Enzo Soderini, an immigration lawyer for international students at the City College of New York, speaks in a near-whisper, as though wary of surveillance. He has discussed the same issue for several days straight.

“I have met so many students from Middle-Eastern countries: Iran, Iraq, Syria,” says Soderini. “They are good students, decent human beings. They show no anger. But they are concerned. The president tried to portray them as extremists or fundamentalists, when the opposite is true.”

On Friday, January 27th, President Donald J. Trump signed an executive order halting immigration from seven Muslim-majority countries, mainly in the Middle East. City College enrolls students from nearly every country, and a few of them were blocked from re-entering the U.S. after winter break.

Trump announced the ban with bravado. “This is The Protection of the Nation from Foreign Terrorist Entry into the United States,” he read aloud during a televised event as he signed the order, “…that’s big stuff.”

Big stuff indeed. With the stroke of a pen, the new President instructed and empowered Customs and Border Patrol to deny entry to hundreds of millions of people.
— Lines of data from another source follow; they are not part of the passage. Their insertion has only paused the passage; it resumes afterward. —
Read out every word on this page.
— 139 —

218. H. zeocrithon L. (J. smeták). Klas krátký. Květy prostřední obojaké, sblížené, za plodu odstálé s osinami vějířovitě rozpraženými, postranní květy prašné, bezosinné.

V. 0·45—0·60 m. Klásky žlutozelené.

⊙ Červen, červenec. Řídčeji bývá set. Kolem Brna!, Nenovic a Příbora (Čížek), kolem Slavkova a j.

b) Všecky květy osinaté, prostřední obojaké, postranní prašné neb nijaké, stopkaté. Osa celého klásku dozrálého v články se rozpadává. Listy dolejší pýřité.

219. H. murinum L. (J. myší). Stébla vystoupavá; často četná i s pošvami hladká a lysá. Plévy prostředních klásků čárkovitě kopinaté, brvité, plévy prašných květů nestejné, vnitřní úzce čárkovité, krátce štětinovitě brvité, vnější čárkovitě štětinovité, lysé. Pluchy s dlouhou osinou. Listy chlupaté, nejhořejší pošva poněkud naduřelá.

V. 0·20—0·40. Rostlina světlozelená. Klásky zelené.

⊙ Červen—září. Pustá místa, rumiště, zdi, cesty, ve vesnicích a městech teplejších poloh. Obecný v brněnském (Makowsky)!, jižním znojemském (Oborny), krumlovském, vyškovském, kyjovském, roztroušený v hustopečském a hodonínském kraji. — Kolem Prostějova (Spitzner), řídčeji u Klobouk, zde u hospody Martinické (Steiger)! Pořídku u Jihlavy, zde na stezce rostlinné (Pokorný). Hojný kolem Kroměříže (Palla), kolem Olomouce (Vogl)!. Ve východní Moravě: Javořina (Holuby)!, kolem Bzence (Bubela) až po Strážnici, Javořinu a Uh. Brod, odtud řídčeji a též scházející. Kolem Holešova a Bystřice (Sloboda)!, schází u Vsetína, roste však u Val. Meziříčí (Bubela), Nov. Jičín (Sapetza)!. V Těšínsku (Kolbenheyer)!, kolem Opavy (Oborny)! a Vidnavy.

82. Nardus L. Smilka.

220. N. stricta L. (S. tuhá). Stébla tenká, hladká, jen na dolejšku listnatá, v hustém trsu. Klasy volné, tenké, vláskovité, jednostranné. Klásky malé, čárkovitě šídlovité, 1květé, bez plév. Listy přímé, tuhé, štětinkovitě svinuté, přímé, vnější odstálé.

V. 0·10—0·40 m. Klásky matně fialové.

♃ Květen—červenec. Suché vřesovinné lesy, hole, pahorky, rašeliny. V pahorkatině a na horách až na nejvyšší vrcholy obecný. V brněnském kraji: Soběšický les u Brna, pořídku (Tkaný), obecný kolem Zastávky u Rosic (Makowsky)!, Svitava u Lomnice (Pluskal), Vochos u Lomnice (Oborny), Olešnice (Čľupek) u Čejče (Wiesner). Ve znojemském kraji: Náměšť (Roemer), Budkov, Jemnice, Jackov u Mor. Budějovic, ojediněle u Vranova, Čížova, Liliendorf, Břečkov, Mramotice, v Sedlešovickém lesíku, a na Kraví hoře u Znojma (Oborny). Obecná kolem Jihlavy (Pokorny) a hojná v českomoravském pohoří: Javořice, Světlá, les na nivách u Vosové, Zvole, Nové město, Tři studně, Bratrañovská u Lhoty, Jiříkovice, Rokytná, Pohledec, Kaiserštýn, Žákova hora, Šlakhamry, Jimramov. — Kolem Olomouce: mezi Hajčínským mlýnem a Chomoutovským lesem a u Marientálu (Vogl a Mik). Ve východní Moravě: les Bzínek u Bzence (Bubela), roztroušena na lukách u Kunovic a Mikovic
Most notably, this blocked refugees fleeing the bloody Syrian Civil War from seeking safety in the U.S.

Last week, federal judges in Seattle and Washington challenged and temporarily struck down the ban, but Trump has vowed on Twitter to “SEE [THEM] IN COURT,” and a complex legal battle likely awaits to see what will become of it. In the meantime, City College prepares to fight back.

For many, Trump’s aggressive rhetoric has had a strong unifying effect. Like the massive Women’s March the day after his inauguration, CCNY students and faculty have lined up protests to speak out against the travel ban on campus.
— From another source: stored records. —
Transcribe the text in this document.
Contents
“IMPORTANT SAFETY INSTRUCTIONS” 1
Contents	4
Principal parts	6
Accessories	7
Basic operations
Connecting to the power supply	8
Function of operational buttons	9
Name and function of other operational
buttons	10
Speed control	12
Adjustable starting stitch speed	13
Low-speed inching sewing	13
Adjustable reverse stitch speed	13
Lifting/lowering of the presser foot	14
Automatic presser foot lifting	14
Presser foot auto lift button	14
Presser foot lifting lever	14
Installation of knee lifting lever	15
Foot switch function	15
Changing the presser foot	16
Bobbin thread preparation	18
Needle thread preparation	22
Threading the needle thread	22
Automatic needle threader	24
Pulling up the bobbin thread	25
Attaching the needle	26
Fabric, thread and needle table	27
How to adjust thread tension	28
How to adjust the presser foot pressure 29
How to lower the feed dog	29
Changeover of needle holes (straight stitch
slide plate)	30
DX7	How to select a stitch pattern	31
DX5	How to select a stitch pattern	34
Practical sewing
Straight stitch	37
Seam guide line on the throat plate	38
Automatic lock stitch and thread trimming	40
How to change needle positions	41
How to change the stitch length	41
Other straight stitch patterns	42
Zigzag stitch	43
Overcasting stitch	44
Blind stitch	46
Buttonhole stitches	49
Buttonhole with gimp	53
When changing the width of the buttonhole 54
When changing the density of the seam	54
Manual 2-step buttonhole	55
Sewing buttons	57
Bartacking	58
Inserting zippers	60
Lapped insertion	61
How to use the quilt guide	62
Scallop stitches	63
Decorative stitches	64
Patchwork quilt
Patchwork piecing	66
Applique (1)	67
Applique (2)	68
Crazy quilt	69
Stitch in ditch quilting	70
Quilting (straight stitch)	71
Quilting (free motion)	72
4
There was a lot of backlash towards the immigration ban,” says Bradley Soo, a 21-year-old senator in the undergraduate student government. “There’s a large Muslim population in this college.”
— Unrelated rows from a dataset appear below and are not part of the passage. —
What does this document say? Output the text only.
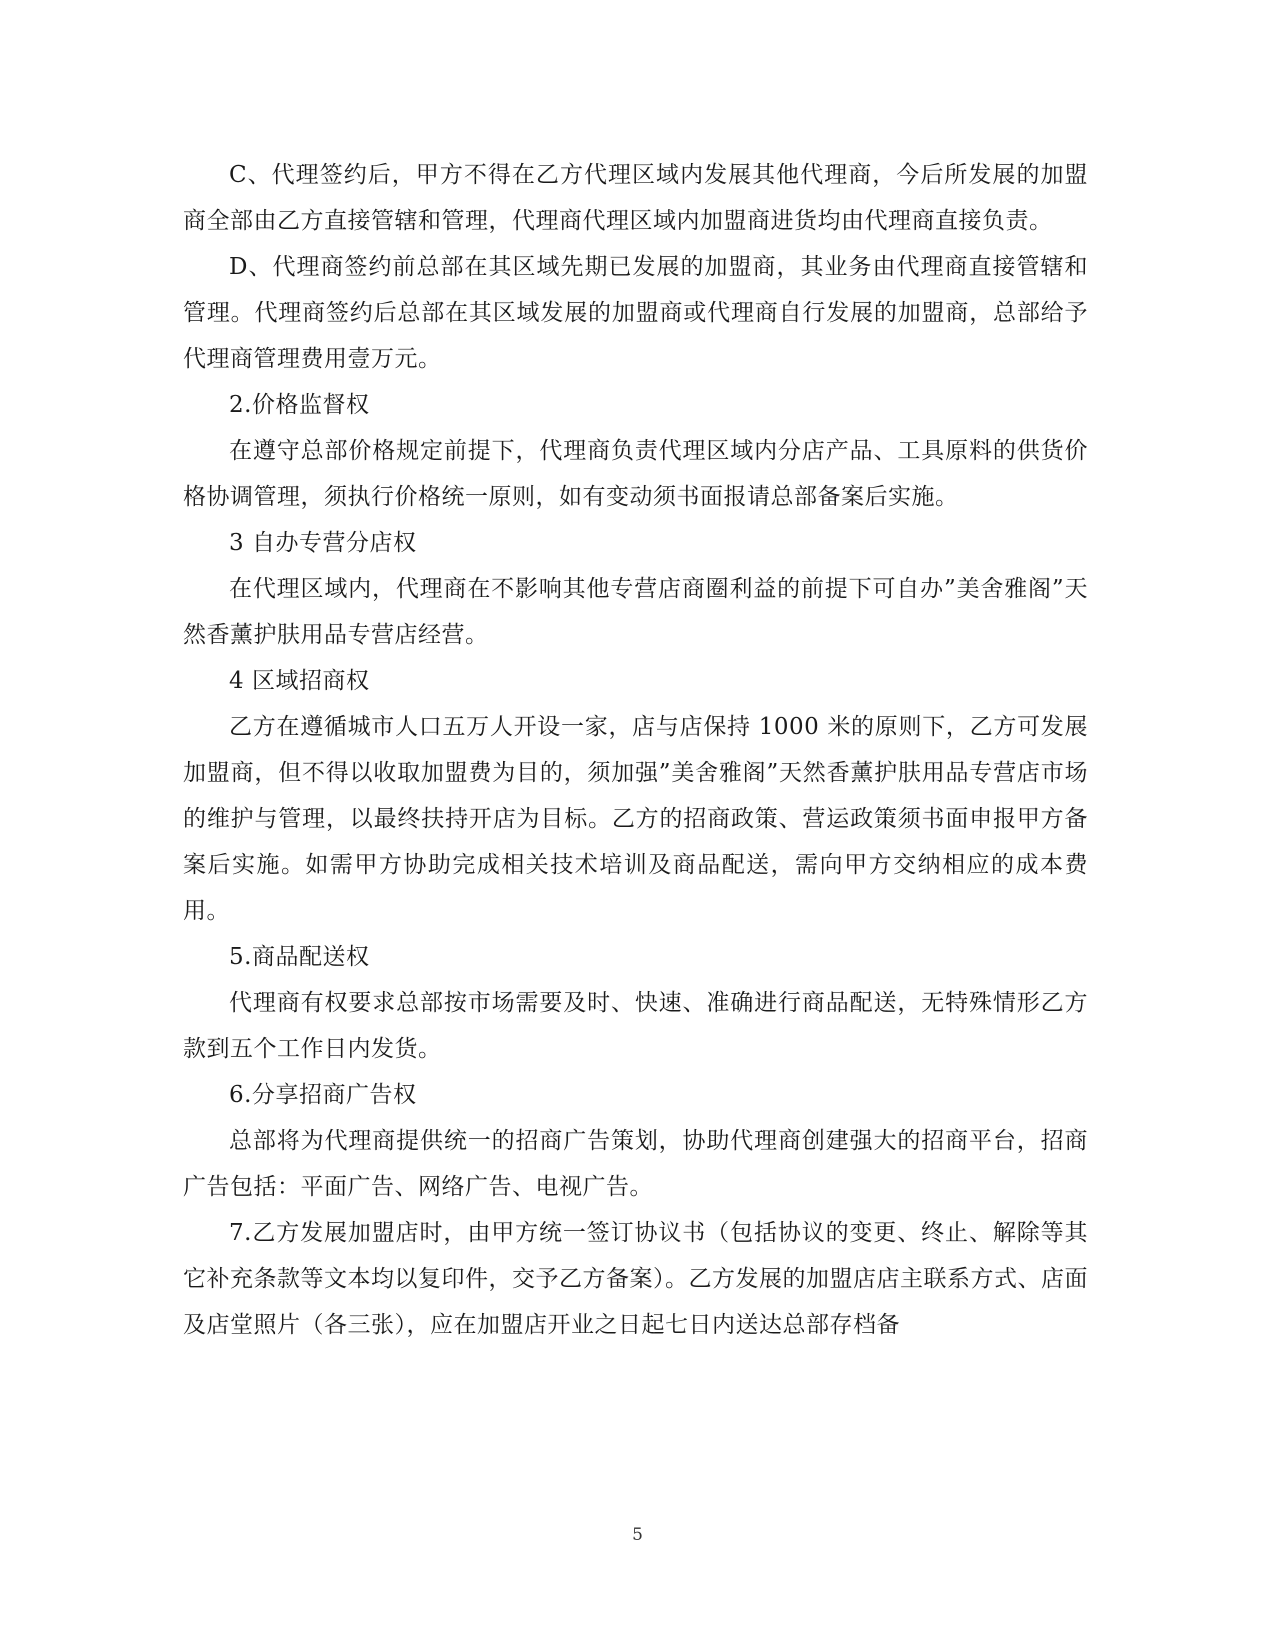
C、代理签约后，甲方不得在乙方代理区域内发展其他代理商，今后所发展的加盟商全部由乙方直接管辖和管理，代理商代理区域内加盟商进货均由代理商直接负责。

D、代理商签约前总部在其区域先期已发展的加盟商，其业务由代理商直接管辖和管理。代理商签约后总部在其区域发展的加盟商或代理商自行发展的加盟商，总部给予代理商管理费用壹万元。

2.价格监督权

在遵守总部价格规定前提下，代理商负责代理区域内分店产品、工具原料的供货价格协调管理，须执行价格统一原则，如有变动须书面报请总部备案后实施。

3 自办专营分店权

在代理区域内，代理商在不影响其他专营店商圈利益的前提下可自办”美舍雅阁”天然香薰护肤用品专营店经营。

4 区域招商权

乙方在遵循城市人口五万人开设一家，店与店保持 1000 米的原则下，乙方可发展加盟商，但不得以收取加盟费为目的，须加强”美舍雅阁”天然香薰护肤用品专营店市场的维护与管理，以最终扶持开店为目标。乙方的招商政策、营运政策须书面申报甲方备案后实施。如需甲方协助完成相关技术培训及商品配送，需向甲方交纳相应的成本费用。

5.商品配送权

代理商有权要求总部按市场需要及时、快速、准确进行商品配送，无特殊情形乙方款到五个工作日内发货。

6.分享招商广告权

总部将为代理商提供统一的招商广告策划，协助代理商创建强大的招商平台，招商广告包括：平面广告、网络广告、电视广告。

7.乙方发展加盟店时，由甲方统一签订协议书（包括协议的变更、终止、解除等其它补充条款等文本均以复印件，交予乙方备案）。乙方发展的加盟店店主联系方式、店面及店堂照片（各三张），应在加盟店开业之日起七日内送达总部存档备

5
The order sparked widespread protests at numerous airports across the country, with lawyers and activists showing up en masse to denounce the ban and offer assistance as hundreds of people were denied entrance to the U.S. or detained for questioning.

The college’s interim President Vincent Boudreau also opposes the ban. Soon after the order was announced, Boudreau put out a statement that the administration would resist to its full legal ability, declaring, “I will not grant permission for immigration officials to conduct their work on campus—so that means they would need a court order to enter private areas, such as classrooms and offices.”

A small number of people support the ban on campus, but as City College generally leans left politically, they rarely speak out. “They don’t express it,” Soderini explains. “They are conservative, but they operate behind the scene. There has been reports by students to me that there are groups supporting the President. And that’s OK; this is democracy.”